Wir standen eine Weile schwer atmend voreinander, bis ich sie fragte „Girlfriend?“
Als sie jetzt heftig nickte, küsste ich sie nochmals auf die andere Wange und ging einen Schritt zurück.
Fatma schien durcheinander zu sein. Schweigend nahm sie ihre Tasche und verließ das Haus.
Am Abend kam ich fertig zurück in mein Quartier und fand einen gedeckten Tisch, mit einigen Köstlichkeiten vor. Sogar einen kleinen Strauß Blumen hatte meine neue Freundin mir hingestellt, sodass mir ganz warm ums Herz wurde.
Ich duschte schnell, um mir den endlosen Staub abzuwaschen, zog mir eine kurze Hose und ein T-Shirt über und setzte mich an den Tisch und aß zu Abend.

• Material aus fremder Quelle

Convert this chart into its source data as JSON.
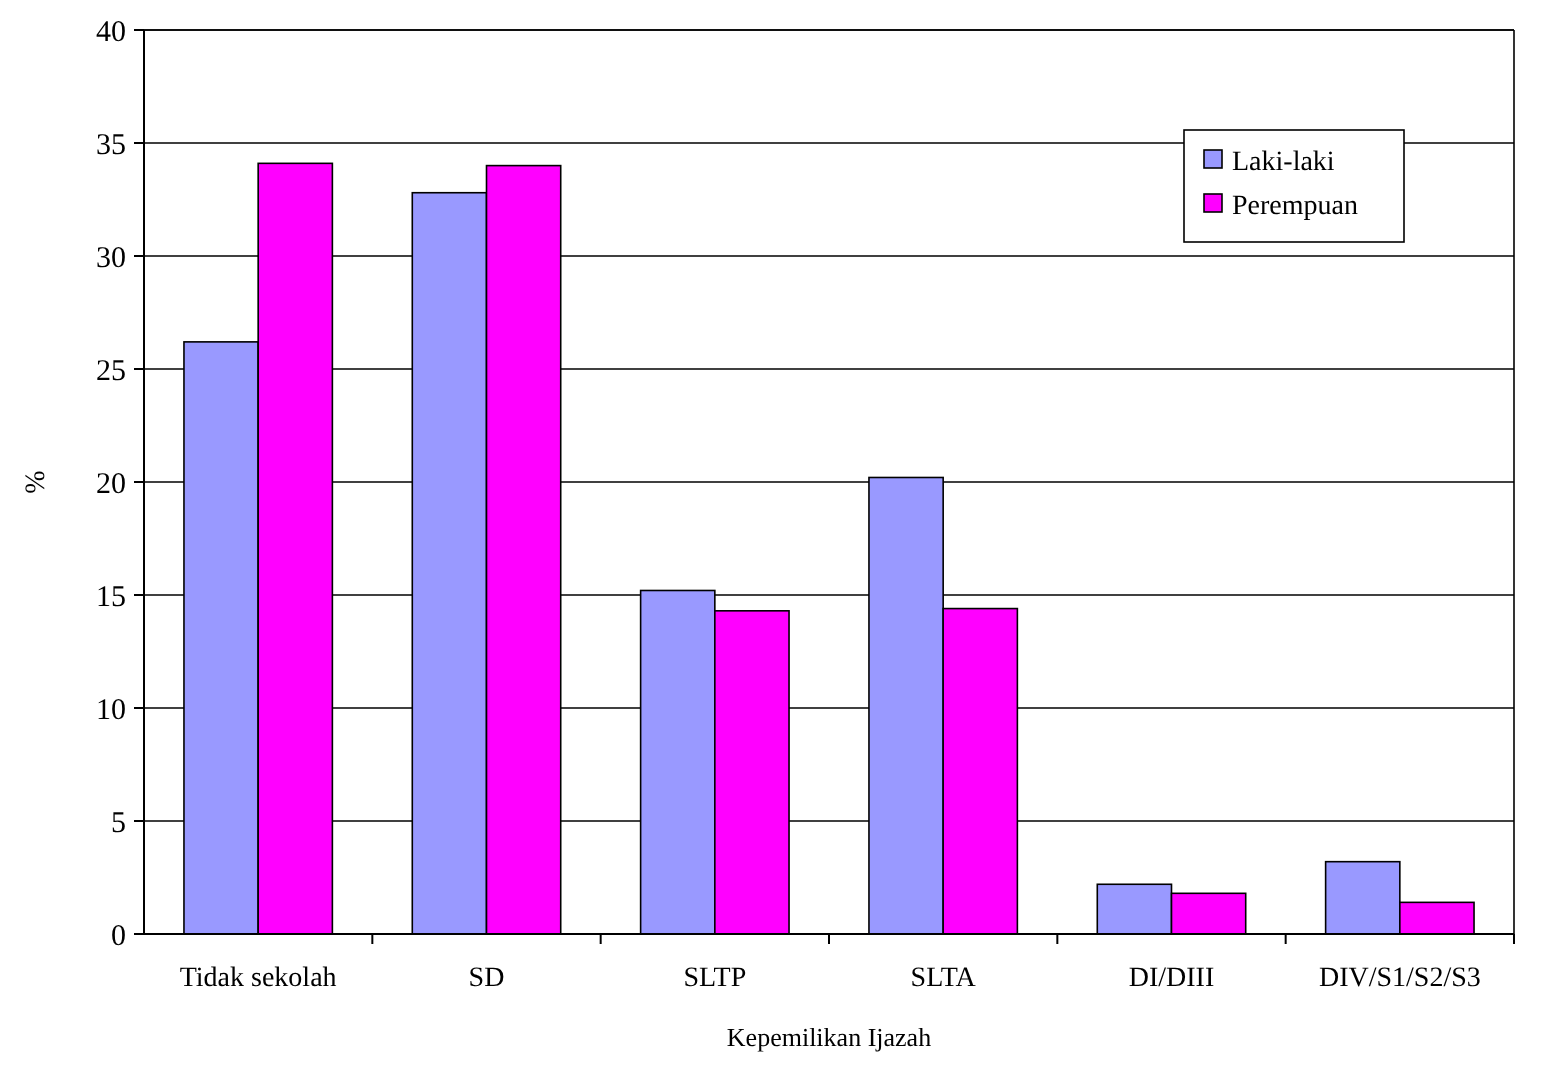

Nachdem ich noch einige Notizen in meinen Laptop geschrieben und meine E-Mails gelesen    hatte, beantwortete ich noch einige.
Mein kranker Kollege teilte mir mit, dass morgen der letzte Container mit den restlichen Trennwänden ankommen würde, was ich allerdings schon wusste.
Dann schaute ich noch etwas fern, ging dann aber rechtzeitig ins Bett.
Ich weiß nicht was mich geweckt hatte, aber es dämmerte draußen schon. Da hörte ich es wieder, leise Schritte, so als wenn jemand barfuß über die Fliesen des Flurs gehen würde.
Scheinbar war Fatma schon da und bereitete das Frühstück für mich.
Ich war etwas aufgeregt, ob sie heute wohl wieder nackt beten würde.
Ich lauschte auf die Geräusche, stellte mich schlafend, als leise die Tür zum Schlafraum geöffnet und wieder geschlossen wurde.